On July 1, 2015, Law360 queried the Supreme Court decision not to review Google Inc. v. Oracle America Inc. in their Voices on the Bar column. Oren Warshavsky, head of BakerHostetler’s national Copyright, Content, and Platforms team and one of Law360’s Voices on the Bar commented:
“In a vacuum, the Federal Circuit’s holding could well disrupt interoperability. APIs are the specifications permitting programs to communicate and operate together across a single or multiple platforms, and thus are critical to, among other things, local networks, mobile computing, cloud computing and the Internet of Things. APIs are openly used throughout the computer industry; developers write programs for one platform and then use APIs to make the application operable across other platforms. The industry trend has been toward universal applications that are “platform agnostic” — the same application is written for a desktop computer, iPhone, Android phone, etc. If all APIs are protected copyrights, and enforced by the copyright owners, the Federal Circuit’s ruling would require developers to rewrite applications for each platform and interoperability certainly would be chilled.

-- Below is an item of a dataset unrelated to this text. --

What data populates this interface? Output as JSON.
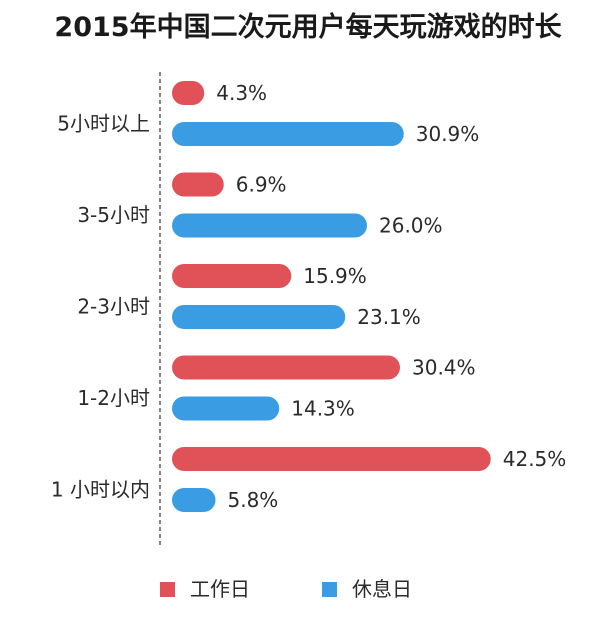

But the Federal Circuit was interpreting Ninth Circuit law, and many predict the Ninth Circuit — and other circuits — will decline to follow this ruling. Moreover, the decision can be limited because it focuses on the creative choices when these APIs were created; other APIs are created differently and many result from an iterative, purely utilitarian (and therefore not creative) process. Finally, the ruling specifically notes that interoperability will be considered in the fair use analysis in this case — which convinced the solicitor general that the Supreme Court should refrain from taking the case. The Federal Circuit’s decision clearly deals a blow to certainty — for now there is no longer a bright line copyrightability test — but its impact on interoperability and innovation may not be felt as significantly as some fear.”